The actual point is saving the order of main operations written in the code. By using the word main, I mean we need to ignore lines such as declaring variables or libraries. For example, let's take a code from this post.
For this code, our script generates this list:
input
loop {
input
}
loop {
input
vector_pushback_operation
if {
equal_operation
}
}
loop {
if {
inc_operation
} else {
inc_operation
loop {
inc_operation
}
}
}
output
Of course, this is a just rough idea and it must be improved to make a good detector. But guess what! These simple and ridiculous lines are EXACTLY SAME for all codes in the link aforementioned. I have some other ideas to improve this, but first, of course, your opinions are important for us.
So, what do you think? What are your suggestions? Will admins use our help? =))
Where is the script?
Oh, sorry if my writing implies I wrote a script :))
I didn't write it, but it doesn't seem very hard to write (but it can be annoying as well as other long projects) :)) Of course, the list will not be exactly like that (I mean words in English), but the code can kinda compress every operation and give it a number.
Though these are just my humble thoughts :)
In my humble opinion, matching the structue of the code can raise many false alarms. I mentioned that in commenting to another blog, but I am going to repeat that again. Those who spent their time to solve this problem should not be penalized for coming up indepedently with the same idea and writing similar codes. The automated program for plagiarism detection program should not be taken for granted. Complaints about false alarms should be dealt with professionally and fairly and not igonred. The benefit of the doubt should always be given based on the credibility of the community members. Codeforces should not naively celebrate the unfairness of false alarms.

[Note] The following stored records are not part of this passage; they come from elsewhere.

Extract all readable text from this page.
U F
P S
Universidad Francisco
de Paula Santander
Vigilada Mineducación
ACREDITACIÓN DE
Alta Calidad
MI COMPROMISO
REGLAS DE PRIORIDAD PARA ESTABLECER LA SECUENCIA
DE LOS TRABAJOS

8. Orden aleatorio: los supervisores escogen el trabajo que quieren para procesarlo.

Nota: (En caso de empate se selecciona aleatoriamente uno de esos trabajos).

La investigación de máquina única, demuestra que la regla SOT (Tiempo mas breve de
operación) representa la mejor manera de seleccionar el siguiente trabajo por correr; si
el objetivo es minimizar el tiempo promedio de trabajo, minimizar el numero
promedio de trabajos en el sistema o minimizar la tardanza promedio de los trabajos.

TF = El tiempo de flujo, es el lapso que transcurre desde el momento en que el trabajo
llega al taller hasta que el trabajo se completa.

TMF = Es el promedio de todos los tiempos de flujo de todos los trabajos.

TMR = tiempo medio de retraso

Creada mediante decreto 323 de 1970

A final note, I wonder why you did not use you own code to share your suggestion for improving plagiarism checking, and chose instead to use someone else's code without his consent.
Of course, I mentioned many times that the checker must be improved in a great way so we can rely it. Surely, our admins know the best and they will not make wrong decision on this.
I think your final note is pointless. Firstly, source codes are fully available in CodeForces, so I don't think I need an announce to the author. Moreover, this blog talks about improving the plagiarism detector, so it would be better to give an example in similar codes. I do NOT accuse anybody there, and as you can see I didn't mention anybody in the blog, even didn't write the author of the code.
Well, if you study the foundations of detection theory, you should be able to appreciate that the best claim for automatic detectors is an upper bound on the probability of false alarm events. A perfect false-alarm free detector is a theoretical limit to practical detectors.
RE: The final note
In my humble opinion, the availabiliy of source codes in Codeforces should not justify using someone else's code copy-and-paste in your blog without his consent.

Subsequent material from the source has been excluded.